The one condition that separates the best All-Mountain West skis from the merely excellent is crud. It’s the dream of perpetual powder that drives the category – there’s no other reason to have a ski this wide – but the reality is uncut powder is over and done within the first few minutes after any big mountain’s opening bell. Then you have to navigate a wildly variable condition that continues to deteriorate hour by hour. The skis no longer have a clean surface to plane over and the tracked–up terrain tugs them in multi-axis directions. The only way to prevail is to gun it, which on a weak reed will feel like very bad advice.
The Stöckli Stormrider 95 gets it. It knows that the winning strategy is to pummel crud into submission. You don’t have to pick a line, for the Stormrider 95 will create its own path through the rubble. All the pilot has to do is move his feet across the fall line and otherwise remain calm, poised and aimed downhill.
Not everyone is constitutionally equipped for this exercise. If the idea of blazing down a 40-degree pitch covered in total crap sounds more insane than idyllic, there are plenty of Finesse skis in the AMW genre to serve you. But for those who revel in busting through wind berms, there’s only a fistful of models that feel comfortable in the chaos of high-speed crud skiing. The Stormrider 95 is among the best in the world at this game.

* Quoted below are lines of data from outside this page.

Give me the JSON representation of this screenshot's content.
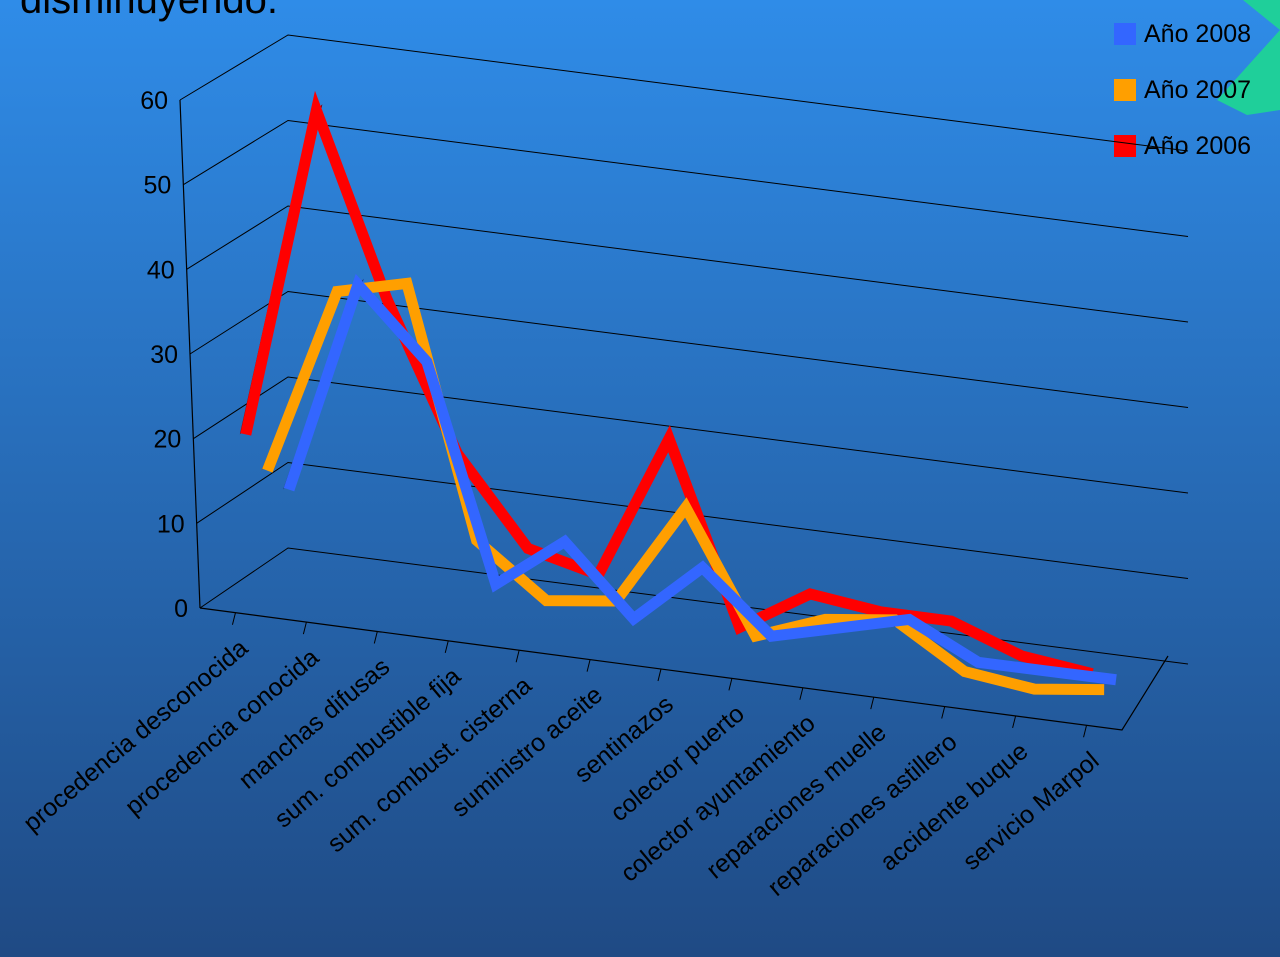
{
  "slide": {
    "title_fragment": "disminuyendo."
  },
  "colors": {
    "background_top": "#2f8ce8",
    "background_bottom": "#1f4a84",
    "grid": "#000000",
    "decoration": "#1fcf9a"
  },
  "chart_data": {
    "type": "line",
    "style": "3d-ribbon",
    "title": "",
    "xlabel": "",
    "ylabel": "",
    "ylim": [
      0,
      60
    ],
    "yticks": [
      0,
      10,
      20,
      30,
      40,
      50,
      60
    ],
    "grid": true,
    "legend_position": "top-right",
    "categories": [
      "procedencia desconocida",
      "procedencia conocida",
      "manchas difusas",
      "sum. combustible fija",
      "sum. combust. cisterna",
      "suministro aceite",
      "sentinazos",
      "colector puerto",
      "colector ayuntamiento",
      "reparaciones muelle",
      "reparaciones astillero",
      "accidente buque",
      "servicio Marpol"
    ],
    "series": [
      {
        "name": "Año 2008",
        "color": "#3366ff",
        "side_color": "#203a8a",
        "values": [
          10,
          35,
          27,
          2,
          8,
          0,
          7,
          0,
          2,
          4,
          0,
          0,
          0
        ]
      },
      {
        "name": "Año 2007",
        "color": "#ff9f00",
        "side_color": "#9a5a00",
        "values": [
          14,
          36,
          38,
          9,
          3,
          4,
          16,
          2,
          5,
          6,
          1,
          0,
          1
        ]
      },
      {
        "name": "Año 2006",
        "color": "#ff0000",
        "side_color": "#8a0000",
        "values": [
          20,
          59,
          38,
          21,
          11,
          9,
          26,
          5,
          10,
          9,
          9,
          6,
          5
        ]
      }
    ]
  }
}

Take away all the powder and replace it with hardpack and the Stormrider 95 transforms into a GS ski, reeling off long-radius turns that are as secure as a Swiss bank account. It can even execute tight, short-radius turns with full edge contact because it doesn’t feel wide or ski wide. Of course, it can also smear like a putty knife, but a lot of wide skis can manage that feat; it’s the knife-edge grip on firmer surfaces that’s rare. Listen to what veteran ski tester Rick Stalker wrote after his test session:
“Skied on this model beginning of the day in very firm conditions and later in variable spring conditions. It felt sure-footed from the get-go and always trustworthy. The balance and turn radius were incredible and always felt spot on. I never felt I had to manipulate or adjust my stance in the turn. The 95 treated me like a horse that knew its rider and fully accepted what you wanted. Definitely a ski I could take for a lot of conditions and feel totally at home. Maybe a little heavy for much over a foot of fresh, but a fantastic choice for skiing all over the mountain. Overall, just a great ski! I want one!”
The key to the Stormrider 95’s breathtaking performance range is its willingness to go with the flow. It has a remarkable repertoire: it can do turns of any radius, its soft tip curling into a tight turn on hard pack or floating up and over broken terrain as if it were smooth. It feels substantial without weighing all that much, allowing it to be more agile than the norm in this genre. Perhaps most importantly, it’s a supremely well balanced ski, which allows the skier to steer it from any stance.
One performance trait that is increasingly hard to find in all-terrain skis is rebound, or energy off the edge at the bottom of a turn. If skied passively, the Stormrider 95 mimics its master’s tempo; the pilot would never know he’s sitting on a powder keg. But if you let it run then bury the edge in a laid-over arc, the SR 95 springs to life, shooting the skier out of its trench and across the fall line with the reactions of a mamba’s strike.
Anyone contemplating a Stormrider this season has three choices, the 88, 95 and new 102. The SR 95 is clearly the pick of the litter. Its stability on edge is vastly superior to the SR 102 and its energy off the edge makes it feel more maneuverable than the narrower SR 88. There are few decisions in life you know you’ll never regret. Owning a Stormrider 95 is one of them.